Daily Indo News – Hujan dengan intensitas tinggi yang mengguyur wilayah Kabupaten Garut, Jawa Barat memicu bencana hidrometeorologi di Kecamatan Pasirwangi, Kabupaten Garut, Jawa Barat, Selasa (10/3/2026). Akibatnya, dua rumah warga roboh tergerus longsor dan akses jalan menuju kawasan wisata Darajat sempat terhambat material lumpur.
Peristiwa tersebut terjadi sekitar pukul 17.00 WIB di Kampung Sukasari, RT 05 RW 05, Desa Padaawas. Selain memicu longsor di bantaran anak sungai, luapan air juga membawa material lumpur ke jalan kabupaten.
Camat Pasirwangi, Bambang Rudijanto, mengonfirmasi bahwa pihaknya telah terjun ke lapangan bersama unsur Forkopimcam untuk melakukan penanganan darurat.
“Benar, akibat cuaca ekstrem sore tadi, terjadi banjir luapan di Jalan Pelnunjuk-Darajat sepanjang kurang lebih 200 meter. Selain itu, terjadi longsor di Anak Sungai Ipukan yang mengakibatkan bagian belakang dua rumah warga permanen roboh tergerus arus,” ujar Bambang saat memberikan keterangan, Selasa malam.

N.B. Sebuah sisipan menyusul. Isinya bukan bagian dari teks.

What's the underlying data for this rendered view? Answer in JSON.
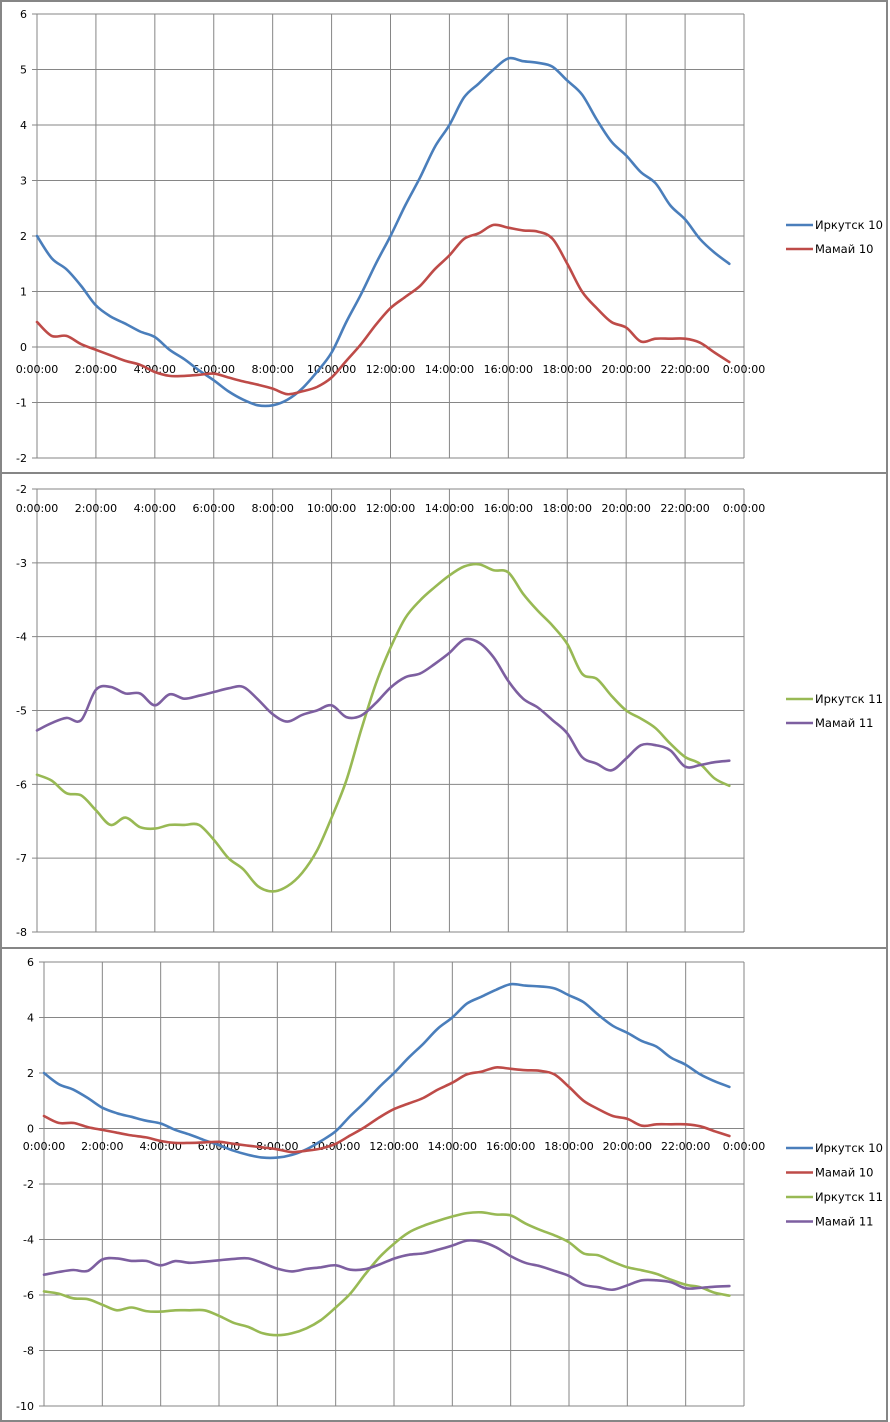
{
  "chart_data": [
    {
      "type": "line",
      "title": "",
      "xlabel": "",
      "ylabel": "",
      "ylim": [
        -2,
        6
      ],
      "yticks": [
        "6",
        "5",
        "4",
        "3",
        "2",
        "1",
        "0",
        "-1",
        "-2"
      ],
      "ytick_values": [
        6,
        5,
        4,
        3,
        2,
        1,
        0,
        -1,
        -2
      ],
      "xtick_labels": [
        "0:00:00",
        "2:00:00",
        "4:00:00",
        "6:00:00",
        "8:00:00",
        "10:00:00",
        "12:00:00",
        "14:00:00",
        "16:00:00",
        "18:00:00",
        "20:00:00",
        "22:00:00",
        "0:00:00"
      ],
      "x_unit": "hours (every 30 min)",
      "grid": true,
      "legend": "right",
      "series": [
        {
          "name": "Иркутск 10",
          "color": "#4a7ebb",
          "values": [
            2.0,
            1.6,
            1.4,
            1.1,
            0.75,
            0.55,
            0.42,
            0.28,
            0.18,
            -0.05,
            -0.22,
            -0.42,
            -0.6,
            -0.8,
            -0.95,
            -1.05,
            -1.05,
            -0.95,
            -0.75,
            -0.45,
            -0.1,
            0.45,
            0.95,
            1.5,
            2.0,
            2.55,
            3.05,
            3.6,
            4.0,
            4.5,
            4.75,
            5.0,
            5.2,
            5.15,
            5.12,
            5.05,
            4.8,
            4.55,
            4.1,
            3.7,
            3.45,
            3.15,
            2.95,
            2.55,
            2.3,
            1.95,
            1.7,
            1.5
          ]
        },
        {
          "name": "Мамай 10",
          "color": "#be4b48",
          "values": [
            0.45,
            0.2,
            0.2,
            0.05,
            -0.05,
            -0.15,
            -0.25,
            -0.32,
            -0.45,
            -0.52,
            -0.52,
            -0.5,
            -0.48,
            -0.55,
            -0.62,
            -0.68,
            -0.75,
            -0.85,
            -0.8,
            -0.72,
            -0.55,
            -0.25,
            0.05,
            0.4,
            0.7,
            0.9,
            1.1,
            1.4,
            1.65,
            1.95,
            2.05,
            2.2,
            2.15,
            2.1,
            2.08,
            1.95,
            1.5,
            1.0,
            0.7,
            0.45,
            0.35,
            0.1,
            0.15,
            0.15,
            0.15,
            0.08,
            -0.1,
            -0.27
          ]
        }
      ]
    },
    {
      "type": "line",
      "title": "",
      "xlabel": "",
      "ylabel": "",
      "ylim": [
        -8,
        -2
      ],
      "yticks": [
        "-2",
        "-3",
        "-4",
        "-5",
        "-6",
        "-7",
        "-8"
      ],
      "ytick_values": [
        -2,
        -3,
        -4,
        -5,
        -6,
        -7,
        -8
      ],
      "xtick_labels": [
        "0:00:00",
        "2:00:00",
        "4:00:00",
        "6:00:00",
        "8:00:00",
        "10:00:00",
        "12:00:00",
        "14:00:00",
        "16:00:00",
        "18:00:00",
        "20:00:00",
        "22:00:00",
        "0:00:00"
      ],
      "x_unit": "hours (every 30 min)",
      "grid": true,
      "legend": "right",
      "series": [
        {
          "name": "Иркутск 11",
          "color": "#98b954",
          "values": [
            -5.87,
            -5.95,
            -6.12,
            -6.15,
            -6.35,
            -6.55,
            -6.45,
            -6.58,
            -6.6,
            -6.55,
            -6.55,
            -6.55,
            -6.75,
            -7.0,
            -7.15,
            -7.38,
            -7.45,
            -7.38,
            -7.2,
            -6.9,
            -6.45,
            -5.95,
            -5.27,
            -4.64,
            -4.15,
            -3.75,
            -3.51,
            -3.33,
            -3.17,
            -3.05,
            -3.02,
            -3.1,
            -3.13,
            -3.42,
            -3.65,
            -3.85,
            -4.1,
            -4.5,
            -4.57,
            -4.8,
            -5.0,
            -5.11,
            -5.24,
            -5.45,
            -5.63,
            -5.72,
            -5.92,
            -6.02
          ]
        },
        {
          "name": "Мамай 11",
          "color": "#7d5fa0",
          "values": [
            -5.27,
            -5.17,
            -5.1,
            -5.13,
            -4.72,
            -4.68,
            -4.77,
            -4.77,
            -4.93,
            -4.78,
            -4.84,
            -4.8,
            -4.75,
            -4.7,
            -4.68,
            -4.85,
            -5.05,
            -5.15,
            -5.06,
            -5.0,
            -4.93,
            -5.09,
            -5.07,
            -4.9,
            -4.69,
            -4.55,
            -4.5,
            -4.37,
            -4.22,
            -4.04,
            -4.08,
            -4.28,
            -4.6,
            -4.84,
            -4.96,
            -5.13,
            -5.31,
            -5.63,
            -5.72,
            -5.81,
            -5.65,
            -5.47,
            -5.47,
            -5.54,
            -5.76,
            -5.74,
            -5.7,
            -5.68
          ]
        }
      ]
    },
    {
      "type": "line",
      "title": "",
      "xlabel": "",
      "ylabel": "",
      "ylim": [
        -10,
        6
      ],
      "yticks": [
        "6",
        "4",
        "2",
        "0",
        "-2",
        "-4",
        "-6",
        "-8",
        "-10"
      ],
      "ytick_values": [
        6,
        4,
        2,
        0,
        -2,
        -4,
        -6,
        -8,
        -10
      ],
      "xtick_labels": [
        "0:00:00",
        "2:00:00",
        "4:00:00",
        "6:00:00",
        "8:00:00",
        "10:00:00",
        "12:00:00",
        "14:00:00",
        "16:00:00",
        "18:00:00",
        "20:00:00",
        "22:00:00",
        "0:00:00"
      ],
      "x_unit": "hours (every 30 min)",
      "grid": true,
      "legend": "right",
      "series": [
        {
          "name": "Иркутск 10",
          "color": "#4a7ebb",
          "values": [
            2.0,
            1.6,
            1.4,
            1.1,
            0.75,
            0.55,
            0.42,
            0.28,
            0.18,
            -0.05,
            -0.22,
            -0.42,
            -0.6,
            -0.8,
            -0.95,
            -1.05,
            -1.05,
            -0.95,
            -0.75,
            -0.45,
            -0.1,
            0.45,
            0.95,
            1.5,
            2.0,
            2.55,
            3.05,
            3.6,
            4.0,
            4.5,
            4.75,
            5.0,
            5.2,
            5.15,
            5.12,
            5.05,
            4.8,
            4.55,
            4.1,
            3.7,
            3.45,
            3.15,
            2.95,
            2.55,
            2.3,
            1.95,
            1.7,
            1.5
          ]
        },
        {
          "name": "Мамай 10",
          "color": "#be4b48",
          "values": [
            0.45,
            0.2,
            0.2,
            0.05,
            -0.05,
            -0.15,
            -0.25,
            -0.32,
            -0.45,
            -0.52,
            -0.52,
            -0.5,
            -0.48,
            -0.55,
            -0.62,
            -0.68,
            -0.75,
            -0.85,
            -0.8,
            -0.72,
            -0.55,
            -0.25,
            0.05,
            0.4,
            0.7,
            0.9,
            1.1,
            1.4,
            1.65,
            1.95,
            2.05,
            2.2,
            2.15,
            2.1,
            2.08,
            1.95,
            1.5,
            1.0,
            0.7,
            0.45,
            0.35,
            0.1,
            0.15,
            0.15,
            0.15,
            0.08,
            -0.1,
            -0.27
          ]
        },
        {
          "name": "Иркутск 11",
          "color": "#98b954",
          "values": [
            -5.87,
            -5.95,
            -6.12,
            -6.15,
            -6.35,
            -6.55,
            -6.45,
            -6.58,
            -6.6,
            -6.55,
            -6.55,
            -6.55,
            -6.75,
            -7.0,
            -7.15,
            -7.38,
            -7.45,
            -7.38,
            -7.2,
            -6.9,
            -6.45,
            -5.95,
            -5.27,
            -4.64,
            -4.15,
            -3.75,
            -3.51,
            -3.33,
            -3.17,
            -3.05,
            -3.02,
            -3.1,
            -3.13,
            -3.42,
            -3.65,
            -3.85,
            -4.1,
            -4.5,
            -4.57,
            -4.8,
            -5.0,
            -5.11,
            -5.24,
            -5.45,
            -5.63,
            -5.72,
            -5.92,
            -6.02
          ]
        },
        {
          "name": "Мамай 11",
          "color": "#7d5fa0",
          "values": [
            -5.27,
            -5.17,
            -5.1,
            -5.13,
            -4.72,
            -4.68,
            -4.77,
            -4.77,
            -4.93,
            -4.78,
            -4.84,
            -4.8,
            -4.75,
            -4.7,
            -4.68,
            -4.85,
            -5.05,
            -5.15,
            -5.06,
            -5.0,
            -4.93,
            -5.09,
            -5.07,
            -4.9,
            -4.69,
            -4.55,
            -4.5,
            -4.37,
            -4.22,
            -4.04,
            -4.08,
            -4.28,
            -4.6,
            -4.84,
            -4.96,
            -5.13,
            -5.31,
            -5.63,
            -5.72,
            -5.81,
            -5.65,
            -5.47,
            -5.47,
            -5.54,
            -5.76,
            -5.74,
            -5.7,
            -5.68
          ]
        }
      ]
    }
  ]
}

Dampak Kerusakan dan Evakuasi Warga
Berdasarkan data laporan sementara, dua kepala keluarga (KK) terdampak langsung dalam kejadian ini, yakni keluarga Bapak Ismail (4 jiwa) dan Bapak Abdurohman (4 jiwa). Material bangunan serta peralatan rumah tangga korban dilaporkan ikut terbawa arus sungai.
“Tidak ada korban jiwa. Namun, kerugian materiil diperkirakan mencapai Rp100.000.000. Saat ini, para korban sudah kami evakuasi ke rumah kerabat terdekat demi keamanan, mengingat cuaca masih belum menentu,” tambah Camat.
Upaya Penanganan Darurat
Hingga Selasa malam, petugas gabungan dari Satpol PP Kecamatan, Polsek Pasirwangi, Koramil 1112 Samarang, serta perangkat desa dan warga setempat bahu-membahu membersihkan endapan lumpur di jalan kabupaten secara manual agar arus lalu lintas kembali normal.
Meskipun penanganan awal telah dilakukan, Bambang menyebutkan bahwa pihaknya membutuhkan dukungan alat berat dan bantuan logistik segera.
“Kami telah berkoordinasi dengan BPBD Kabupaten Garut. Saat ini kami sangat membutuhkan bantuan alat berat (Beko/Loader) untuk pembersihan material, serta kebutuhan mendesak lainnya seperti sembako, peralatan rumah tangga, dan pembangunan benteng penahan tanah (TPT) atau bronjong di lokasi longsor,” jelasnya.
Pihak Kecamatan Pasirwangi terus mengimbau masyarakat, terutama yang tinggal di dekat bantaran sungai dan lereng, untuk tetap waspada menghadapi potensi cuaca ekstrem susulan.